Maio de 2002, Festival de Cannes. Num evento sem paralelo, Martin Scorsese mostra, na mais nobre das salas do Palais — o Grand Théâtre Lumière —, 20 minutos do seu próximo filme, “Gangs of New York”. Rodado entre dezembro de 2000 e março de 2001, sobretudo em Roma (onde, na Cinecittà, se ergueram os impressionantes cenários concebidos por Dante Ferretti, figurando vários quarteirões da velha Nova Iorque oitocentista e uns quantos fabulosos espaços interiores), o filme estava encalhado, há mais de um ano, numa longa fase de montagem. Toda a gente conhecia o trabalho de relojoaria a que Scorsese e a fiel Thelma Schoonmaker sempre se entregavam, plano a plano, sequência a sequência, filme a filme, ao longo de uma parceria que vinha desde os alvores do realizador (“Quem Bate à Minha Porta?”, 1967). Mas falava-se em conflitos com o produtor Harvey Weinstein quanto à duração do filme, imposição de cortes, irredutibilidades. E os financiadores internacionais — distribuidores que tinham feito pré-compras — estavam a ficar impacientes. Todos os prazos tinham sido ultrapassados e nem a desculpa de estarem a atrasar a estreia por causa do trauma do 11 de Setembro convencia seja quem fosse. Para mais, tratava-se de uma grande produção de 100 milhões de dólares. A sessão de Cannes destinava-se, assim, a acalmar os ânimos.
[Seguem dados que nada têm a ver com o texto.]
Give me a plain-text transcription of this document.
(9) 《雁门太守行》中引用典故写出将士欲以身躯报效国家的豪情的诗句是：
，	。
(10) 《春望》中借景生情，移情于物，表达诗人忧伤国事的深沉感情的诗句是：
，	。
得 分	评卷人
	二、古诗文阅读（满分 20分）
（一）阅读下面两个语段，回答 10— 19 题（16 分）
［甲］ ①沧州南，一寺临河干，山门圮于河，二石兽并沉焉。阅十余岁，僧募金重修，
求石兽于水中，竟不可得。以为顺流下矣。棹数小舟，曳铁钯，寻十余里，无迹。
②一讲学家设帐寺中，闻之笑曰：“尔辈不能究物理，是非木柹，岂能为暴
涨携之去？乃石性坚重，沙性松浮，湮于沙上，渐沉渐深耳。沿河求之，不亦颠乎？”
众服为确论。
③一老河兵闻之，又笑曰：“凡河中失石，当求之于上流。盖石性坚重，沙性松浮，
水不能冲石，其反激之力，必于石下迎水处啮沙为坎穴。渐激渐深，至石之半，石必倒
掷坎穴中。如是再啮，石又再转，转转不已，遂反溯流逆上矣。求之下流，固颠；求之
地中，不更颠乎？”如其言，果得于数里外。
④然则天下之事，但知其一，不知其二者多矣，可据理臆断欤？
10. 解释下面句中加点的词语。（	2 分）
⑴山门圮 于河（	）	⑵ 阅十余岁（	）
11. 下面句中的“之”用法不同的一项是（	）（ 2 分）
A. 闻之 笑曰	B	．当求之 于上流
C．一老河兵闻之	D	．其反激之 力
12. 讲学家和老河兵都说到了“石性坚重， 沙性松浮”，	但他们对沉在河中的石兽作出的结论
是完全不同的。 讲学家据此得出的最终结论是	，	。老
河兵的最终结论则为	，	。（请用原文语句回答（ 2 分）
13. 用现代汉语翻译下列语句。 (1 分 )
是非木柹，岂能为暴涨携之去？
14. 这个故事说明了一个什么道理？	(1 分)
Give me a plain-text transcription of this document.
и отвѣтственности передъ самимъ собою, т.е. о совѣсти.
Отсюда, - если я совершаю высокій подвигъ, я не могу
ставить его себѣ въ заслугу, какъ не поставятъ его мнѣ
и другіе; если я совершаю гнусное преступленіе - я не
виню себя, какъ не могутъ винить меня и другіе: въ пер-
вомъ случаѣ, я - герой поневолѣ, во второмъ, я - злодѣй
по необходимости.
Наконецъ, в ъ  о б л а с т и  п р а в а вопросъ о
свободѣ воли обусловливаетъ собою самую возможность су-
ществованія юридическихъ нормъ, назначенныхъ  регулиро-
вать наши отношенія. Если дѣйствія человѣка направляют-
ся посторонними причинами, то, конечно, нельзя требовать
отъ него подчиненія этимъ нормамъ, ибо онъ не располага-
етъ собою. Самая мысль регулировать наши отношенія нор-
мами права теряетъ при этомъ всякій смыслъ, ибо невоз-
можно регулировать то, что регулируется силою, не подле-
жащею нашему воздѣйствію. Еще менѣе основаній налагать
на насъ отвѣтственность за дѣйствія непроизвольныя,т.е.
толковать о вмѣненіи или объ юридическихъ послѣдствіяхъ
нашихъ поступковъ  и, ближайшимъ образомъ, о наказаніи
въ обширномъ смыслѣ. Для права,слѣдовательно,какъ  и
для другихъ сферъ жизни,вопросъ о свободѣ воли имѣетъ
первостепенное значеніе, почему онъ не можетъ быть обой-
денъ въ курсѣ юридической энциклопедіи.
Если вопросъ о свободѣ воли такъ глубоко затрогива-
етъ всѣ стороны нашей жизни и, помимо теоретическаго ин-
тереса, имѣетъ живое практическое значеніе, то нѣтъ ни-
Scorsese subiu ao palco e contou uma história. Disse que, num almoço onde também estava Billy Wilder, referira ao velho mestre a sorte que tivera quanto ao tempo em que trabalhara. Porquê? Porque Wilder fizera toda a carreira no sistema de estúdios, de produção contínua, e se um filme corria mal tinha a certeza de ir fazer outro pouco depois que correria melhor, enquanto ele, Scorsese, se falhasse um, podia nunca mais filmar. Nessa altura, virou-se na minha direção, parecia estar a falar para mim (na verdade, era para Weinstein, sentado na plateia, atrás, e no mesmo ângulo de visão). Continuou: “Sabem o que Billy Wilder respondeu? ‘E depois? Você pode fazer outras coisas na vida.’” E saiu do palco.